Born and raised in both Nigeria and Norway, Linda Lamignan is occupied by challenging their colonialist histories and the lines between culture, nature, technology, gender, and sexuality. Examining the power relations between the oil industries of Nigeria and Norway, Lamignan looks to the extraction of resources and economic growth, which stands side by side with the suppression of both humans, animals, and nature.
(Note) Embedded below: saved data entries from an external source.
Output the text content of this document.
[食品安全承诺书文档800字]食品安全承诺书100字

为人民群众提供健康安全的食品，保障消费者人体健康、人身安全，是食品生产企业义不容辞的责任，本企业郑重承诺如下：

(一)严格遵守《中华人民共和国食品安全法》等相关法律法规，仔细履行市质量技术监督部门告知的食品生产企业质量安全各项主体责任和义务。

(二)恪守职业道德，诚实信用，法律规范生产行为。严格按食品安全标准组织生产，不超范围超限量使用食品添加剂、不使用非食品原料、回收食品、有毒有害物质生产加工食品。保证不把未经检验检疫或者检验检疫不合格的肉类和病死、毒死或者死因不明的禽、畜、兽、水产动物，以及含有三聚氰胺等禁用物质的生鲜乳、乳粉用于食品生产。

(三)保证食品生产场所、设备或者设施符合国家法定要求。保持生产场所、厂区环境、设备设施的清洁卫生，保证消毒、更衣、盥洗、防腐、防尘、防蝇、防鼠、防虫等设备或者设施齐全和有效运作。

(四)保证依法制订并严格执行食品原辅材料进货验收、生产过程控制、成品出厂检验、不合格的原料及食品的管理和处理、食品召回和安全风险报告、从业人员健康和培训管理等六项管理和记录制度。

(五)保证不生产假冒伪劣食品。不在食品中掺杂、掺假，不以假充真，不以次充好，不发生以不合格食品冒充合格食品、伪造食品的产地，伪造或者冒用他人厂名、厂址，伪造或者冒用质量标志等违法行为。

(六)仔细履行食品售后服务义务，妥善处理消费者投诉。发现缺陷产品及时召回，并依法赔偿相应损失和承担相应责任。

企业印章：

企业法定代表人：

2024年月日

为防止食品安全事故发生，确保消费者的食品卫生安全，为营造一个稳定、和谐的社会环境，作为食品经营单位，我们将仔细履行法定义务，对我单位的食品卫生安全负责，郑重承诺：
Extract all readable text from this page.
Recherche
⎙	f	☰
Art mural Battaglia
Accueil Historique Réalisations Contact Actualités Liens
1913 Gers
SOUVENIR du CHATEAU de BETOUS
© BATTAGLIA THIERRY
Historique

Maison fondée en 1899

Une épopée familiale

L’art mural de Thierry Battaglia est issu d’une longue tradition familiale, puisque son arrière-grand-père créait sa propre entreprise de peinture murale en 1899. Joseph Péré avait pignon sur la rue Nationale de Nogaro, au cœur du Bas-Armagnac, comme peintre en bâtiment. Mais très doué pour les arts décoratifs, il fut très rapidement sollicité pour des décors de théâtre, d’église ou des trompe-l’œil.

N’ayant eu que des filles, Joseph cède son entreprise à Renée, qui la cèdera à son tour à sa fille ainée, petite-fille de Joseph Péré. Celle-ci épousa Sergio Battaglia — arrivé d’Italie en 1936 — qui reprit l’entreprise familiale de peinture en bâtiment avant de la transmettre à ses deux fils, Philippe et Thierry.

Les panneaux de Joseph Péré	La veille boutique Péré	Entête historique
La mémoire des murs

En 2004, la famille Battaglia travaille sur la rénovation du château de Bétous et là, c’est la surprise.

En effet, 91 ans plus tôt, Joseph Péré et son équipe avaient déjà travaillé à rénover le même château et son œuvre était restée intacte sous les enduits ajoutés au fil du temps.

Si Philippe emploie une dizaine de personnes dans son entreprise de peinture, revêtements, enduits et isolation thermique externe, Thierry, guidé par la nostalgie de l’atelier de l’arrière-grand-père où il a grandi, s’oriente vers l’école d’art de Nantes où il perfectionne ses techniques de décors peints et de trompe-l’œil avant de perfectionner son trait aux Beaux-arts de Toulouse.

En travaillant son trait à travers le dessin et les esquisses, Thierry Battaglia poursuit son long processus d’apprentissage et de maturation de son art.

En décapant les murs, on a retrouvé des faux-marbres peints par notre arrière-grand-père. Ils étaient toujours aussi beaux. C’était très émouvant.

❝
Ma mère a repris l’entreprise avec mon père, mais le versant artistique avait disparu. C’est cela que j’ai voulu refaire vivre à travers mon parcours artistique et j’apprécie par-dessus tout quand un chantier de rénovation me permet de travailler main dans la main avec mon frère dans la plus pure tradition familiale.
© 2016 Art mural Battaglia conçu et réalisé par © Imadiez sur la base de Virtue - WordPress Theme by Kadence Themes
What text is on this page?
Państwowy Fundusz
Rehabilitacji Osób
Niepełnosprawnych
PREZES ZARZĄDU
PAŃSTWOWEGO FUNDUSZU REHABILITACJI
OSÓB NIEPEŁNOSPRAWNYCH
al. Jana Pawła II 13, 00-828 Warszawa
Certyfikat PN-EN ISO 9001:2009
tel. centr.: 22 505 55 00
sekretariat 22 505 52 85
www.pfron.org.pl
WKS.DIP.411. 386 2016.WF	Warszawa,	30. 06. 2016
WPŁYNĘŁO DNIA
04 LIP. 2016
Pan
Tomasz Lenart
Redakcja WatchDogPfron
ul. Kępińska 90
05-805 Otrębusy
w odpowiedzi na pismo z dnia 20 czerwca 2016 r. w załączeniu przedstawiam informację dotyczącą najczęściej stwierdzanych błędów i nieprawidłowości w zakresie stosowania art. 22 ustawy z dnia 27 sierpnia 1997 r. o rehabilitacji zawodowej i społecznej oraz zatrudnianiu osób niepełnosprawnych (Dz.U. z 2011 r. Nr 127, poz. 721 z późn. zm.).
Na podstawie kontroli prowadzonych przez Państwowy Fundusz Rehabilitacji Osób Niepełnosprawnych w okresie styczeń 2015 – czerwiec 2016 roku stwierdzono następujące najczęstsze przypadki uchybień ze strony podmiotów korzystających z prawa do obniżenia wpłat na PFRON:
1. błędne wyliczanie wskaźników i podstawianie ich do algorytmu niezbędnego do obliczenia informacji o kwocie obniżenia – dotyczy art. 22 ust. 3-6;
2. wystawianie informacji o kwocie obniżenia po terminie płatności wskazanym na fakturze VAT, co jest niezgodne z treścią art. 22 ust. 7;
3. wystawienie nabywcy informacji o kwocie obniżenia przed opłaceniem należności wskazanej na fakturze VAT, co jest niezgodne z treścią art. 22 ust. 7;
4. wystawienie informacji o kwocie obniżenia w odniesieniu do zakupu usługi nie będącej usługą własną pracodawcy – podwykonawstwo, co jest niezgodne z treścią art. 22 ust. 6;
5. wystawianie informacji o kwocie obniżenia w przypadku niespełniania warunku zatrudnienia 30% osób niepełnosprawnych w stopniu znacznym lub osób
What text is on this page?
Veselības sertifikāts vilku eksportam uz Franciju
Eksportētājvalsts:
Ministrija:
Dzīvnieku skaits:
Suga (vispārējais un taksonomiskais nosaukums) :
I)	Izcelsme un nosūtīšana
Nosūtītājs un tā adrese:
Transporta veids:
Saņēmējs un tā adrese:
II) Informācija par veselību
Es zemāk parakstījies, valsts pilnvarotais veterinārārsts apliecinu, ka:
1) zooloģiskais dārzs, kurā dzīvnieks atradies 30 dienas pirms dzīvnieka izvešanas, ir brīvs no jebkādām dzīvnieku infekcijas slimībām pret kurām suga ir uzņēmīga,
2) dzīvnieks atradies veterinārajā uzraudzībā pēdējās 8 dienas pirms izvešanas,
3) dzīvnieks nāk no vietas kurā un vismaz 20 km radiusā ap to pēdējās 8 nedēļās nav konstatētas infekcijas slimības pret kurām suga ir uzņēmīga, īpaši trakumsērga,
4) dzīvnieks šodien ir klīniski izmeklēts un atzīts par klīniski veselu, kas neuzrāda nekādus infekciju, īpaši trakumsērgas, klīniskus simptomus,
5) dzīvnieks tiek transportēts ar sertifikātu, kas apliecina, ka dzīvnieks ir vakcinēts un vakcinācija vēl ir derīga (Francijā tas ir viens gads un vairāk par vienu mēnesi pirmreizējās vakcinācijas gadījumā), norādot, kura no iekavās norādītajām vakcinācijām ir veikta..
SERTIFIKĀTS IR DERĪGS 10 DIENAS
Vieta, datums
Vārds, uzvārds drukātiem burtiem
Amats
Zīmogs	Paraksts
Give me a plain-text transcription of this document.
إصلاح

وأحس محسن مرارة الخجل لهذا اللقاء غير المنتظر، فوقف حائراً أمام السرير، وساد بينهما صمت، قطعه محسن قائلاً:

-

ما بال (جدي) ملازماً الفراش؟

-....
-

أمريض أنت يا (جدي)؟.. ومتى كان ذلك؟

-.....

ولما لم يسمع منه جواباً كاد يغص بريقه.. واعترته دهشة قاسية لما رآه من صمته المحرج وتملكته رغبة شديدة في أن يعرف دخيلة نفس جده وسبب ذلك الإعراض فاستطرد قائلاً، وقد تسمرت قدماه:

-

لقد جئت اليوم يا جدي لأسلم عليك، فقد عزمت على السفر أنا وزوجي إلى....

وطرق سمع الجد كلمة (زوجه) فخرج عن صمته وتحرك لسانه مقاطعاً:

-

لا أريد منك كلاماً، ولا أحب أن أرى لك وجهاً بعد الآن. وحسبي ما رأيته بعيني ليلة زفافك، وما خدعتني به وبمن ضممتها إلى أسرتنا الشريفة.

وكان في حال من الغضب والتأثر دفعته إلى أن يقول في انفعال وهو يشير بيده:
At this Morning Session, Lamignan will also introduce their alter ego, Linda Lazer, who will express those very personal and tough emotions of being divided between different cultures and categories: pain, strength, frustration, and transformation.
~
Please notice, the conversation will be in Danish/Norwegian. Host is Nina Cramer.
ABOUT LINDA LAMIGNAN
Linda Lamignan is a Copenhagen based visual artist, working between Denmark, Norway and Ghana. They received their MFA degree at the Royal Danish Academy of Fine Arts in 2019, and their work have been shown in Charlottenborg Kunsthal, Rogaland Kunstsenter, Queens Museum and Kunsthal Aarhus. Through video, music, objects and performance, they explore what lies in the spaces in between different cultures, genders and sexualities. In an attempt to erase the lines between culture, nature and technology, Lamignan seeks out to envision new alternative states. Over the past year they have entered a collaboration with their alter ego Linda Lazer, an afrofuturistic sound and performance artist whose work conveys the emotions about being the other, being alien, about the experience of floating in the middle ground between several worlds.
ARTIST STATEMENT
"My artistic practice is derived from the scattered pieces of my combined experience of growing up in Gabon, Nigeria and Norway. For the past couple of years, my focus has been on the ties between the oil industry in these two regions. Trying to understand this relationship, I have been looking at the industrial history of Nigeria, where groundnuts, cacao and palm oil were three of the biggest export industries before crude oil. In my work I have used these commodities as materials. For instance paraffin wax derived from crude oil and aluminium have been added to my material depository, as both materials are directly linked to the present industries of both Nigeria and Norway. Applying the belief system of animism, seeing all things as alive and animated, each commodity/material tells its own story. Interest lies in the memory of the material, both memory of the historical development and significance of the material, and in the memory of transformation each material goes through."
ABOUT MORNING SESSIONS
Morning Sessions is a series of curated early-morning conversations over a cup of coffee. Once a month Art Hub invites a leading artist to use one of the five thematic threads of the program to tell us about their practice and pave the way for a wide-ranging dialogue on artistic research and knowledge creation.